Design for failure
The concept of “Design for Failure” is often used to describe the approach that assumes that there will be a hardware or system failure somewhere, sometime – and instead of architecting for hardware and server clustering and availability, to design applications so that recovery can be performed quickly.
A consequence of using services as components, is that applications need to be designed so that they can tolerate the failure of services. Any service call could fail due to unavailability of the supplier, the client has to respond to this as gracefully as possible.
This is a disadvantage compared to a monolithic design as it introduces additional complexity to handle it. The consequence is that microservice teams constantly reflect on how service failures affect the user experience.
Netflix’s Simian Army induces failures of services and even datacenters during the working day to test both the application’s resilience and monitoring.
This kind of automated testing in production would be enough to give most operation groups the kind of shivers usually preceding a week off work. This isn’t to say that monolithic architectural styles aren’t capable of sophisticated monitoring setups - it’s just less common.
Since services can fail at any time, it’s important to be able to detect the failures quickly and, if possible, automatically restore service. Microservice applications put a lot of emphasis on real-time monitoring of the application, checking both architectural elements (how many requests per second is the database getting) and business relevant metrics (such as how many orders per minute are received). Semantic monitoring can provide an early warning system of something going wrong that triggers development teams to follow up and investigate.
This is particularly important to a microservices architecture because the microservice preference towards choreography and event collaboration leads to emergent behavior. While many pundits praise the value of serendipitous emergence, the truth is that emergent behavior can sometimes be a bad thing. Monitoring is vital to spot bad emergent behavior quickly so it can be fixed.
Monoliths can be built to be as transparent as a microservice - in fact, they should be. The difference is that you absolutely need to know when services running in different processes are disconnected. With libraries within the same process this kind of transparency is less likely to be useful.
Microservice teams would expect to see sophisticated monitoring and logging setups for each individual service such as dashboards showing up/down status and a variety of operational and business relevant metrics. Details on circuit breaker status, current throughput and latency are other examples we often encounter in the wild.
How can this be traslated ?
In the approach to modernise applications to take advantage of Cloud – there are considerations to take into account the re-design of the application to support underlying failures in the Cloud subsystems.
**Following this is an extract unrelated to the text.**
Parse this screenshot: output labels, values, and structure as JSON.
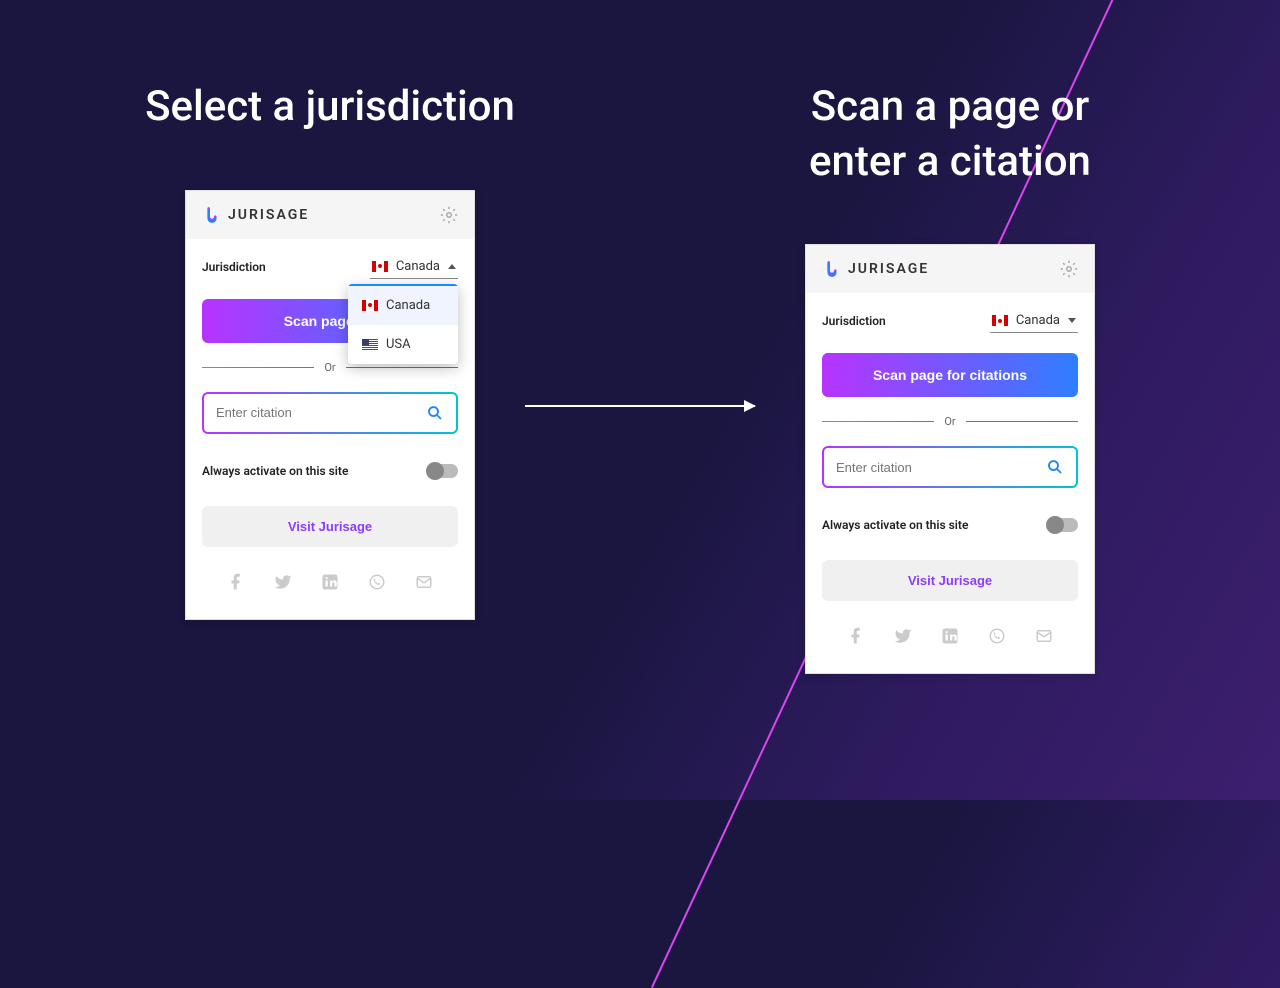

This means;
- Each application component must be deployed across redundant cloud components, ideally with minimal or no common points of failure
- Each application component should be partition tolerant—in other words, it should be able to survive network latency (or loss of communication) among the nodes that support that component without freezing, crashing or hanging (store/cache and recover)
- Distribution of components across availability zones will be required to ensure availability of components
- However, where latency is an issue and inter-dependence is required, plan for close location of resources
- Instead of building completely new architecture for DR, create a Production system with AZ distribution, leveraging the inherent cloud capability as available.